Costard trois pièces
par Bernard Davidou
C’était au temps ou l’informatique était un art pratiqué par des hommes qui connaissaient l’ordinateur qu’ils utilisaient dans ses moindres recoins. Certains étaient de vrais artistes qui se passionnaient pour leur machine et étaient capables d’accéder aux endroits les plus protégés du logiciel de base que le constructeur livrait avec celle-ci et qui s’appelle le système d’exploitation.
Ils étaient amoureux de leur « bécane » au point que quelques extrémistes passionnés du « bit » (binary digit pour les spécialistes) préférèrent divorcer que renoncer à passer leurs nuits à mettre au point des programmes, dans l’ambiance climatisée de la salle machine, bercés par le ronronnement de l’imprimante ou du lecteur de cartes perforées.
Il y avait, au début des années soixante-dix, à Rodez, un directeur d’une administration qui, tardivement, contracta ce virus.
Au terme de brillantes études de droit, il avait obtenu son doctorat avec félicitations. Au moment de rentrer dans la vie active, il aurait préféré faire de la poésie ou bien approfondir la connaissance qu’il avait déjà acquise de l’occitan. Les nécessités de la vie matérielle et les mondanités coûteuses de sa femme l’obligèrent à y renoncer. Il devint fonctionnaire ce qui lui permit de gagner correctement sa vie tout en préservant du temps libre pour l’une et l’autre de ses passions. Après quelques années horribles à Paris, il eut enfin l’opportunité de revenir dans son Rouergue natal avec le titre envié de directeur pour le département de l’Aveyron.

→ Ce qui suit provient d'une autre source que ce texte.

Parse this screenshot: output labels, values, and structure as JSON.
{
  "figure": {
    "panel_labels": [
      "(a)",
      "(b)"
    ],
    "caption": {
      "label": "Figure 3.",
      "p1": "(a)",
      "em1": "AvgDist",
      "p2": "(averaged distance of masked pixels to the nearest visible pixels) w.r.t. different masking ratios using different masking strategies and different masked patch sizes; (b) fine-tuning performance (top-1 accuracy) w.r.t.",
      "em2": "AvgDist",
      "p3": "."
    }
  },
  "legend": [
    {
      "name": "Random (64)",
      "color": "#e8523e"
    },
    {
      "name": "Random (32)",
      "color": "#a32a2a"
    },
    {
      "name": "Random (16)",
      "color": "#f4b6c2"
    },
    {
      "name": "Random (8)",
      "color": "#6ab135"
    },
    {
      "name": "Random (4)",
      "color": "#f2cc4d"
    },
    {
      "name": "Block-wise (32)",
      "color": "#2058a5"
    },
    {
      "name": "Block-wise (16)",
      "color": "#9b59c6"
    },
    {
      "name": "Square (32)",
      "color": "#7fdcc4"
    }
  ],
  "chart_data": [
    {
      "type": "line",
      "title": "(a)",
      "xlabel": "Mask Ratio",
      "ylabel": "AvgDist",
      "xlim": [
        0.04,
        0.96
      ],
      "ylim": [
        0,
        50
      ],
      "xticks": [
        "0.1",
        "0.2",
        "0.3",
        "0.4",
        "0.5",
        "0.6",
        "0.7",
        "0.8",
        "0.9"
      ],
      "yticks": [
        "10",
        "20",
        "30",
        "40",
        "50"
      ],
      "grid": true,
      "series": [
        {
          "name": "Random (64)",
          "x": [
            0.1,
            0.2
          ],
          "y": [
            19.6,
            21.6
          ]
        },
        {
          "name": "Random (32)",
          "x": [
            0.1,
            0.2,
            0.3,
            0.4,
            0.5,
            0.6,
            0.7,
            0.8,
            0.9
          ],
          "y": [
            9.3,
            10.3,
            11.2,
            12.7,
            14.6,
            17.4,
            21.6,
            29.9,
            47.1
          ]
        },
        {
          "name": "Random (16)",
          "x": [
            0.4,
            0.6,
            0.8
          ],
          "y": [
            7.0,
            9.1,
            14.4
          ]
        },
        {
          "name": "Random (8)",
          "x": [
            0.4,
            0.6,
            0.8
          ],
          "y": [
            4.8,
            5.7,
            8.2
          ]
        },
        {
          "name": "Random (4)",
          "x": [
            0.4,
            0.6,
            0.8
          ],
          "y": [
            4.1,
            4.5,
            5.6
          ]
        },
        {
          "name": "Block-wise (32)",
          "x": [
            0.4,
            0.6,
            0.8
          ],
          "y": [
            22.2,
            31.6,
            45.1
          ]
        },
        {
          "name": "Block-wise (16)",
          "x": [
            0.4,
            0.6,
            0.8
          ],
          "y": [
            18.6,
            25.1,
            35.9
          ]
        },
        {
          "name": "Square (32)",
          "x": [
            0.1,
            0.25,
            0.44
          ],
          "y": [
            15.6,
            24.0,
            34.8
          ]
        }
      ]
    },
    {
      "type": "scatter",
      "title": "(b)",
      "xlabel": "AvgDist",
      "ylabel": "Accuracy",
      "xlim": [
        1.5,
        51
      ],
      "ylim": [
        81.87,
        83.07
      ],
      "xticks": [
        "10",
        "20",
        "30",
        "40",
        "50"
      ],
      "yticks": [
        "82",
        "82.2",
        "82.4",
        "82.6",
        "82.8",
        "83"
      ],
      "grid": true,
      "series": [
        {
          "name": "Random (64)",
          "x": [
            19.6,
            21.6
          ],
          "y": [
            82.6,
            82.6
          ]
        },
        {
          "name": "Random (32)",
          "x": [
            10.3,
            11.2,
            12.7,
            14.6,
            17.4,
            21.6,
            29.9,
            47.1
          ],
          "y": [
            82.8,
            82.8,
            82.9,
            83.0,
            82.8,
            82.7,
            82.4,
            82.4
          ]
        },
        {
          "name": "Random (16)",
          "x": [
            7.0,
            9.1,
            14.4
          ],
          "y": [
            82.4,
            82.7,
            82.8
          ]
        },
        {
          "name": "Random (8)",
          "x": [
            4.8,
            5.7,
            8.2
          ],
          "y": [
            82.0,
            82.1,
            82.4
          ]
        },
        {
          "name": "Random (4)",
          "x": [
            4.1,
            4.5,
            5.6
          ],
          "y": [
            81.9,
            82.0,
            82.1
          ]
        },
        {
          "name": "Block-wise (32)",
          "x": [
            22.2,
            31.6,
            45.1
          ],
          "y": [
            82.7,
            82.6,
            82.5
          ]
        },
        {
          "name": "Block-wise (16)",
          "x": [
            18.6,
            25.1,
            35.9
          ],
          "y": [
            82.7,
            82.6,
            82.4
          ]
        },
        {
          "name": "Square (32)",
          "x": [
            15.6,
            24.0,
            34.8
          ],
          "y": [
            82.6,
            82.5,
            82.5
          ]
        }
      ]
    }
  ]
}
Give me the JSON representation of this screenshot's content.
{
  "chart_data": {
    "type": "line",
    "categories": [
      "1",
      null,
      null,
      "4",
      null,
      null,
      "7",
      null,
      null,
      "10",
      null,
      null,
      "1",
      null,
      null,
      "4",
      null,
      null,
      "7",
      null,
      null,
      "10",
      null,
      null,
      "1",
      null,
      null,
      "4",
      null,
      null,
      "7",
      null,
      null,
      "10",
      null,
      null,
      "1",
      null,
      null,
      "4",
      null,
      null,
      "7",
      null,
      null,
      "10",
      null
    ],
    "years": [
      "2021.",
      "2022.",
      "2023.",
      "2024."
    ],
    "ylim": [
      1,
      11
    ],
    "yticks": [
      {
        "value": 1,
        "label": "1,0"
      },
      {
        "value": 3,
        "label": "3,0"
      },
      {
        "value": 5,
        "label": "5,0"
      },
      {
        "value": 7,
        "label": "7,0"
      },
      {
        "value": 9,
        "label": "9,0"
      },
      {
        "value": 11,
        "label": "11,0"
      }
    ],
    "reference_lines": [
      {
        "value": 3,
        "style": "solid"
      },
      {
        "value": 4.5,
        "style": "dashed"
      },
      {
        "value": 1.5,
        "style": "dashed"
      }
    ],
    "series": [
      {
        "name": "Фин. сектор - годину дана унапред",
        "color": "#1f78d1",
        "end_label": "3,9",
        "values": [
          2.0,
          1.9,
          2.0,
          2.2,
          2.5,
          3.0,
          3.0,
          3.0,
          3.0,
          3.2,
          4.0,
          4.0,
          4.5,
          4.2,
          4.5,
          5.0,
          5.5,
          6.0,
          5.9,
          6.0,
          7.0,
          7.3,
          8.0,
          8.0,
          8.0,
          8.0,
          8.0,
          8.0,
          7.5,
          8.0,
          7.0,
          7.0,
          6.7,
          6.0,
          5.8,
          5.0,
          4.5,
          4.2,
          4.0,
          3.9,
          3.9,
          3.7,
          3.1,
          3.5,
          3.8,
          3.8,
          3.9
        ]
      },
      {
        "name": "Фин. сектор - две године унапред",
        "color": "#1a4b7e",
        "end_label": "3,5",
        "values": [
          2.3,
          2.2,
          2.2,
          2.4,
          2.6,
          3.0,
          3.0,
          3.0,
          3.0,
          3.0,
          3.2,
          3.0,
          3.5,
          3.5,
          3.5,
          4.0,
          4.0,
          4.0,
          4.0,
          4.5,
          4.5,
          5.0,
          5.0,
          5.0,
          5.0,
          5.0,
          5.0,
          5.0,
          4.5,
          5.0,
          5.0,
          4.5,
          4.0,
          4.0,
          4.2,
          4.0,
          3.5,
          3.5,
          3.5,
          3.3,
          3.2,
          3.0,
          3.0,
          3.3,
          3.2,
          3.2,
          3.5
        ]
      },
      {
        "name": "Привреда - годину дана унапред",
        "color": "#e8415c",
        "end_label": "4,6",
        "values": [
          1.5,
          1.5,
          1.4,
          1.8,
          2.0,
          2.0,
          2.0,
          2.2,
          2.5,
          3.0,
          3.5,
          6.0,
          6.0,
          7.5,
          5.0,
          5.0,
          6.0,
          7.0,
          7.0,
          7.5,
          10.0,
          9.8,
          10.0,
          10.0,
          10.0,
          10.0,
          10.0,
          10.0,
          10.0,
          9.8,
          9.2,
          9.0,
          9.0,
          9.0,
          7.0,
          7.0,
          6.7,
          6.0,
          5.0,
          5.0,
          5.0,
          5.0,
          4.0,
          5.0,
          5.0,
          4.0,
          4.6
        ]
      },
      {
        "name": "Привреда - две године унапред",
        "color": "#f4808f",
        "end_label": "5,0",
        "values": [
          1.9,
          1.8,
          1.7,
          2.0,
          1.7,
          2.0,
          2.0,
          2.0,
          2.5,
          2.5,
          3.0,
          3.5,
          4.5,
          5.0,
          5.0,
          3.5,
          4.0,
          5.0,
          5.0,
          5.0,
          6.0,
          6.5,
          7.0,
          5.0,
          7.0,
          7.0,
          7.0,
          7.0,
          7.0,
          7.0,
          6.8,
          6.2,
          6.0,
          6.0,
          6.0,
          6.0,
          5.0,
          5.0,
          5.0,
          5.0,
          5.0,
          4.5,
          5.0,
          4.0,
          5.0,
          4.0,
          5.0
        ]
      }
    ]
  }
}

Il accueillit le premier ordinateur dans son service avec scepticisme. Après quelques mois il en reconnaissait l’intérêt pour produire plus vite et plus sûrement les divers documents, tableaux croisés et statistiques que ses subordonnés devaient fabriquer sous sa responsabilité. Bien que littéraire et donc plus enclin à la rêverie qu’à la rigueur nécessaire à ces machines, il était cependant tenté de chercher à comprendre son fonctionnement. C’est lorsqu’il reçut son IBM Série3 qu’il décida de voir comment ça marchait.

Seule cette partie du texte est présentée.